Robert was stiff and feverish when they struck camp the next morning. He could only take so much anesthetic for his fractured arm and remain able to walk.
Athaclena stashed most of his gear in the notch of a gum beech tree and cut slashes in the bark to mark the site.
Actually, she doubted anyone would ever be back to reclaim it. “We must get you to a physician,” she said, feeling his brow. His raised temperature clearly was not a good sign.
Robert indicated a narrow slot between the mountains to the south. “Over that way, two days march, there’s the Mendoza Freehold. Mrs. Mendoza was a nurse practitioner before she married Juan and took up farming.”
Athaclena looked uncertainly at the pass. They would have to climb nearly a thousand meters to get over it.
“Robert, are you sure this is the best route? I’m certain I have intermittently sensed sophonts emoting from much nearer, over that line of hills to the east.”
Robert leaned on his makeshift staff and began moving up the southward trail. “Come on, Clennie,” he said over his shoulder. “I know you want to meet a Garthling, but now’s hardly the time. We can go hunting for native pre-sentients after I’ve been patched up.”
Athaclena stared after him, astonished by the illogic of his remark. She caught up with him. “Robert, that was a strange thing to say! How could I think of seeking out native creatures, no matter how mysterious, until you were tended! The sophonts I have felt to the east were clearly humans and chimps, although I admit there was a strange, added element, almost like …”
“Aha!” Robert smiled, as if she had made a confession. He walked on.
Amazed, Athaclena tried to probe his feelings, but the human’s discipline arid determination was incredible for a member of a wolfling race. All she could tell was that he was disturbed — and that it had something to do with her mention of sapient thoughts east of here.

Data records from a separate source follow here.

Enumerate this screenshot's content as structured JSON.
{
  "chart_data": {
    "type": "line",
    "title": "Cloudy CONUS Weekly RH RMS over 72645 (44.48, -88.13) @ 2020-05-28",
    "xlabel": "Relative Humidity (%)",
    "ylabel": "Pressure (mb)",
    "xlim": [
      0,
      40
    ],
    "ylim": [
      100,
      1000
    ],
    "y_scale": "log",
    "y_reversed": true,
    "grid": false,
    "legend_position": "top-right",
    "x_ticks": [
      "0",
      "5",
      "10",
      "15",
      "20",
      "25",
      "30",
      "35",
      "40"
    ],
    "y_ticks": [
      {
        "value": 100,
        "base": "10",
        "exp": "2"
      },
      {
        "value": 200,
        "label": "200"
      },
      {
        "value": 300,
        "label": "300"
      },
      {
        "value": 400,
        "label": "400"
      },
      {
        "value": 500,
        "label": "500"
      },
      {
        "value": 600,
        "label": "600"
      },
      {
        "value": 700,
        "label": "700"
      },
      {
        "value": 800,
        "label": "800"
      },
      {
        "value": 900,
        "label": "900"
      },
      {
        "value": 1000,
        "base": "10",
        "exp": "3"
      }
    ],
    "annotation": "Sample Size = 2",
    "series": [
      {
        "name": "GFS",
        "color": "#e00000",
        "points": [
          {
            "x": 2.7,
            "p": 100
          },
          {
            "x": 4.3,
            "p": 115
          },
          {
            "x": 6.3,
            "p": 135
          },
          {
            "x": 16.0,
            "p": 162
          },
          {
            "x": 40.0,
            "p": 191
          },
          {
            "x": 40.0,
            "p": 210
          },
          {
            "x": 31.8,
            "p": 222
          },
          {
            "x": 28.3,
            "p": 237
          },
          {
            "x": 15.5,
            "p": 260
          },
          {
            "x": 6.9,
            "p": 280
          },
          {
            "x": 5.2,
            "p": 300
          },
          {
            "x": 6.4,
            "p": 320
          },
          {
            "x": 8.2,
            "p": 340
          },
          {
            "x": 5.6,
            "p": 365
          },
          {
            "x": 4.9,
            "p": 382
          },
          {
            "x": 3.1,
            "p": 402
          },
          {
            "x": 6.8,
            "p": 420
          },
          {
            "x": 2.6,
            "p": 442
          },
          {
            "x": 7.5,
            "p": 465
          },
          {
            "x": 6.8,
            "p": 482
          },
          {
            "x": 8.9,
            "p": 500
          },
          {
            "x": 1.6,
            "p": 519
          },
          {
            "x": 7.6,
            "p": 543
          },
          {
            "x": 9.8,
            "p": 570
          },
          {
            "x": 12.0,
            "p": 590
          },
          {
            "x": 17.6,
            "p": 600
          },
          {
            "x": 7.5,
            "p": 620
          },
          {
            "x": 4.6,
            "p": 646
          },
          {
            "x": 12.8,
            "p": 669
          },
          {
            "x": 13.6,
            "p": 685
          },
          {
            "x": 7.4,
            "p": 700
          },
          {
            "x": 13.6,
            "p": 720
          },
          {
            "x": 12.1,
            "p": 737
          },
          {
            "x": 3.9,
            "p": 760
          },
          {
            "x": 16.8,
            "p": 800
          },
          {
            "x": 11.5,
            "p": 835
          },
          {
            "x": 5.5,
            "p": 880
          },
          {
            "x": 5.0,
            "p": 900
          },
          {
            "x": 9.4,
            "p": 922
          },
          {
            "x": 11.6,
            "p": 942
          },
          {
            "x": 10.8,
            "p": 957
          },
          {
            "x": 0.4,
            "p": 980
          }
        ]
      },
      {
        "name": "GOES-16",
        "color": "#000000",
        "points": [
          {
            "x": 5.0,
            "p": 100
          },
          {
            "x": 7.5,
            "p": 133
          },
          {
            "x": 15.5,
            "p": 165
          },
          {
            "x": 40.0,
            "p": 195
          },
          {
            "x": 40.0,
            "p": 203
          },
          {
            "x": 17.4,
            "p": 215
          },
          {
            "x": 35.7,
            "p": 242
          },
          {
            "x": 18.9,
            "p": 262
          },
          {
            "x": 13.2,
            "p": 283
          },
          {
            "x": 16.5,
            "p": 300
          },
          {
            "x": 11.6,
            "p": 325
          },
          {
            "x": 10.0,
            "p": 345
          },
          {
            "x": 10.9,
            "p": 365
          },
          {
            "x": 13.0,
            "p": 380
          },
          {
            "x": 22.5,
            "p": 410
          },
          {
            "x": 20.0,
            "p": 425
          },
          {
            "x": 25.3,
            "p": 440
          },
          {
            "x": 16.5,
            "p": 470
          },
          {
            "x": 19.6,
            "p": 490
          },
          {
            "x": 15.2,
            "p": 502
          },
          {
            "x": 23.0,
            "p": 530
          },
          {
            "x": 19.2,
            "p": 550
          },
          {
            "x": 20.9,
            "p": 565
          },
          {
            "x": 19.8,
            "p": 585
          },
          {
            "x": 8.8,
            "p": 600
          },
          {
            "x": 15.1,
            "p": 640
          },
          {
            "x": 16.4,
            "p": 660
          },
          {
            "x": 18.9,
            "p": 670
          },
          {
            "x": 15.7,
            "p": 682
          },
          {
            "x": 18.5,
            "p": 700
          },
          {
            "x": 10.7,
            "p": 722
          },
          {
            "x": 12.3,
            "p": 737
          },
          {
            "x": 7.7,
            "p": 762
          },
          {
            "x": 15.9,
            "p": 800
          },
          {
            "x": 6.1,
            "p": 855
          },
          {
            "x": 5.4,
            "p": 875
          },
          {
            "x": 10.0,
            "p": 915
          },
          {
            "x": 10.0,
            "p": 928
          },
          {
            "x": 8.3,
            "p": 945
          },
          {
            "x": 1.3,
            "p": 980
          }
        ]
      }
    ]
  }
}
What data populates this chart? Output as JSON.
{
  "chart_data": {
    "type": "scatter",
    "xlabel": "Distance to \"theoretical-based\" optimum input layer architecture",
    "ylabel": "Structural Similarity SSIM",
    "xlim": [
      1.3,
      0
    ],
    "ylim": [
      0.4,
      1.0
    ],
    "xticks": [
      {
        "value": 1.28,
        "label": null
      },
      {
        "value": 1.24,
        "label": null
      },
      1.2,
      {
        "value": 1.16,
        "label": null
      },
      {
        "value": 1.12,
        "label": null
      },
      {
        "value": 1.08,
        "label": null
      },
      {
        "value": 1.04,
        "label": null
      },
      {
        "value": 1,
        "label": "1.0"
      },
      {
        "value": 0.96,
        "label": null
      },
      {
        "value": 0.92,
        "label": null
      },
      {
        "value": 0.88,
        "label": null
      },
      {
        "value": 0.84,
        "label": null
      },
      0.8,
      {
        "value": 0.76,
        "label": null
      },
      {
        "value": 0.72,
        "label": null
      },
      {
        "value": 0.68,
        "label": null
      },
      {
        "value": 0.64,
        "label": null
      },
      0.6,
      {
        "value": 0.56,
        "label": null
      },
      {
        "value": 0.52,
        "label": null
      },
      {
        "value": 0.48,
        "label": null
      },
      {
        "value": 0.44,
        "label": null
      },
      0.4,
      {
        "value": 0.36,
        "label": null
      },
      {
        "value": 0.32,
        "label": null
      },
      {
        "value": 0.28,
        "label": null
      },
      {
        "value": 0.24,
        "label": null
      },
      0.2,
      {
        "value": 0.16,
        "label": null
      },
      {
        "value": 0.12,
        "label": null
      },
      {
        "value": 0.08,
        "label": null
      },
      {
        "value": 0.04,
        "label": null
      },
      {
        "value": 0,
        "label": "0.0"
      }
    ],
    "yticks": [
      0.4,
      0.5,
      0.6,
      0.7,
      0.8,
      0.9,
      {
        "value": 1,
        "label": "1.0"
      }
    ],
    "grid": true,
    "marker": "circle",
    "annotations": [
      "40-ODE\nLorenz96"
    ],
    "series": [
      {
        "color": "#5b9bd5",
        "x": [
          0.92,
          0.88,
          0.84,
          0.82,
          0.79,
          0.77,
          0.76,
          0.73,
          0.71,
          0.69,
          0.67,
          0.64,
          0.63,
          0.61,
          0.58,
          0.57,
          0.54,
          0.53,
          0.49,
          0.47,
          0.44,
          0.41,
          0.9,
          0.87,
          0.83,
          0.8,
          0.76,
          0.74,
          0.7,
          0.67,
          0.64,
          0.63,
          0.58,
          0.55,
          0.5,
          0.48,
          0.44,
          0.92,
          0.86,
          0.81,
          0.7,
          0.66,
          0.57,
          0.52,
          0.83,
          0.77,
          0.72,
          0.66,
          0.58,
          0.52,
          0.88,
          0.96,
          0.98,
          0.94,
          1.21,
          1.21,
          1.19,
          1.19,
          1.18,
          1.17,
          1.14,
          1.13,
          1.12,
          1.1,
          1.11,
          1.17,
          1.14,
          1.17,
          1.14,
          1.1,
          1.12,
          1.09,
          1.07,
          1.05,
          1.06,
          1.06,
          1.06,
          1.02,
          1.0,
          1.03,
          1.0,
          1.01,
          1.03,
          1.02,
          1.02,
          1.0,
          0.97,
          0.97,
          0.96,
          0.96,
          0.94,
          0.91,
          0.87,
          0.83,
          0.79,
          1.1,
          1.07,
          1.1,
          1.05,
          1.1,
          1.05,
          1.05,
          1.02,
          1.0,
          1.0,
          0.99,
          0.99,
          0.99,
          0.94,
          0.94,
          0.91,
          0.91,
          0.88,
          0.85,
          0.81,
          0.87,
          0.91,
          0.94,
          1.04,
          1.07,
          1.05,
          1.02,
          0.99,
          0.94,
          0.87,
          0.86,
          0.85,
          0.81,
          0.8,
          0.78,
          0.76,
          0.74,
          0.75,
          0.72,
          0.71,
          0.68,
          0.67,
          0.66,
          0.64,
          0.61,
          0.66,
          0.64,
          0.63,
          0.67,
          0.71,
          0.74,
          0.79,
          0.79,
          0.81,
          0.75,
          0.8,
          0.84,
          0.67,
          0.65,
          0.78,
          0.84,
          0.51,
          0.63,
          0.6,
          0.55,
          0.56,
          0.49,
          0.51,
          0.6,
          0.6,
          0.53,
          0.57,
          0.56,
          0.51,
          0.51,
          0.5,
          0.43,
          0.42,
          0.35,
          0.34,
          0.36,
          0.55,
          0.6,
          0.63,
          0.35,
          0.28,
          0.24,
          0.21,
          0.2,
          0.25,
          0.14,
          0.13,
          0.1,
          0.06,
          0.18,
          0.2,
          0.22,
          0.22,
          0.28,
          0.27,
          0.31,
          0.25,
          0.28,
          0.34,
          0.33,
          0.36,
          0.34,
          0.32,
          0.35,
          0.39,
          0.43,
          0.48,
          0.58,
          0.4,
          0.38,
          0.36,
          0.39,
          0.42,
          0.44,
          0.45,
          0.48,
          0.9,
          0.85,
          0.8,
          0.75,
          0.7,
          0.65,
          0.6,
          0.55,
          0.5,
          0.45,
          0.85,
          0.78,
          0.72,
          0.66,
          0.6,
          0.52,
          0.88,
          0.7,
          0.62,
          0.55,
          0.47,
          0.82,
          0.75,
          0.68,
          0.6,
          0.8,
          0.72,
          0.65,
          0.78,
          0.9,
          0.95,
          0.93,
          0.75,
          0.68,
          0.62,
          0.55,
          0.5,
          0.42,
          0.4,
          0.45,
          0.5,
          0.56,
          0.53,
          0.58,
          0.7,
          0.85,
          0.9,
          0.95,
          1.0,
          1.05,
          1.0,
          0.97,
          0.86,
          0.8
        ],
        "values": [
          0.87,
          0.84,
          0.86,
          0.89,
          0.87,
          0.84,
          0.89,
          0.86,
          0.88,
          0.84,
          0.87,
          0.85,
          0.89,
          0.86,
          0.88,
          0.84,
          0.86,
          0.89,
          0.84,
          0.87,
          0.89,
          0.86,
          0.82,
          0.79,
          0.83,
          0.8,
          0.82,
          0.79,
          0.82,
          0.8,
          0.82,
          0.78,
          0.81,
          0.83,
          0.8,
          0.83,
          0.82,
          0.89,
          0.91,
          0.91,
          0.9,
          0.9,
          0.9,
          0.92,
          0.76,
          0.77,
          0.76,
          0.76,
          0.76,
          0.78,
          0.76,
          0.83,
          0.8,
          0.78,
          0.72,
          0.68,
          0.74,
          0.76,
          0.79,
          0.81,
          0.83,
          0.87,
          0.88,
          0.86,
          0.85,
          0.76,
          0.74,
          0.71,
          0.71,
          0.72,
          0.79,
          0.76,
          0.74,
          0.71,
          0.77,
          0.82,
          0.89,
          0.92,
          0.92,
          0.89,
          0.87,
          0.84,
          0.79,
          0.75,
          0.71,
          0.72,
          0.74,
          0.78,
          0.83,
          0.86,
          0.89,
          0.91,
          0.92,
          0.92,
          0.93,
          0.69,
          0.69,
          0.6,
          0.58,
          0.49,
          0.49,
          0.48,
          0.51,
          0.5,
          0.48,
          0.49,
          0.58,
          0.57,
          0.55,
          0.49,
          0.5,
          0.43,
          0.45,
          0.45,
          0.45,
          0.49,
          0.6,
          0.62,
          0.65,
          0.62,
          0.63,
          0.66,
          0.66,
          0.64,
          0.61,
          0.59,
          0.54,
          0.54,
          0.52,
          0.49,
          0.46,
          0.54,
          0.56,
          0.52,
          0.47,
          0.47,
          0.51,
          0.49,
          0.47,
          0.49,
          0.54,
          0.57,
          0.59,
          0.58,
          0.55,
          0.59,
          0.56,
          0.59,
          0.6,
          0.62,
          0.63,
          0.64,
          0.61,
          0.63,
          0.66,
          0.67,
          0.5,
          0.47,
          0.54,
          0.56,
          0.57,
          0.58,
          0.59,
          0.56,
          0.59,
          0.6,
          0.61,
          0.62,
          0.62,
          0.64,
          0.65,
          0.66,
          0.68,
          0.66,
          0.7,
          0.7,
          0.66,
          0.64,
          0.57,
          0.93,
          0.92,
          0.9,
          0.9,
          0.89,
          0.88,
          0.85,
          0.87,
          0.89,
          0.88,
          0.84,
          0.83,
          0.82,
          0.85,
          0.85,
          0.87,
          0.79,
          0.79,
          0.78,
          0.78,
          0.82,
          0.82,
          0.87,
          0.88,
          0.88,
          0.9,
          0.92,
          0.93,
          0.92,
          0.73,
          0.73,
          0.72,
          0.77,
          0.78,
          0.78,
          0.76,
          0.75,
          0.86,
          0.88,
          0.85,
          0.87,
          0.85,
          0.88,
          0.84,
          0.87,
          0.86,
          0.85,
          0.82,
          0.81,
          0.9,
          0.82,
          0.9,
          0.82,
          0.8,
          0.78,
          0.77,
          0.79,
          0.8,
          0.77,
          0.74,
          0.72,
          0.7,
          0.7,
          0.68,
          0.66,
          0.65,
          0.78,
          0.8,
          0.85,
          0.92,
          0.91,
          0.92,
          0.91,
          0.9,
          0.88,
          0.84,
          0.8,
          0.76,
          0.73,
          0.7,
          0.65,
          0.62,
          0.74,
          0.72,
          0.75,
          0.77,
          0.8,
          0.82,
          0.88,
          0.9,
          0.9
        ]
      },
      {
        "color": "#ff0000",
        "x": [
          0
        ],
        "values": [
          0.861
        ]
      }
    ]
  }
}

Oh, to be a true telepath! Once more she wondered why the Tymbrimi Grand Council had not defied the rules of the Uplift Institute and gone ahead to develop the capability. She had sometimes envied humans the privacy they could build around their lives and resented the gossipy invasiveness of her own culture. But right now she wanted only to break in there and find out what he was hiding!
Her corona waved, and if there had been any Tymbrimi within half a mile they would have winced at her angry, pungent opinion of the way of things.
Robert was showing difficulty before they reached the crest of the first ridge, httle more than an hour later. Athaclena knew by now that the glistening perspiration on his brow meant the same thing as a reddening and fluffing of a Tymbrimi’s corona — overheating.
When she overheard him counting under his breath, she knew that they would have to rest. “No.” He shook his head. His voice was ragged. “Let’s just get past this ridge and into the next valley. From there on it’s shaded all the way to the pass.” Robert kept trudging.
“There is shade enough here,” she insisted, and pulled him over to a rock jumble covered by creepers with umbrella-like leaves, all linked by the ubiquitous transfer-vines to the forest in the valley floor.
Robert sighed as she helped him sit back against a boulder in the shade. She wiped his forehead, then began unwrapping his splinted right arm. He hissed through his teeth.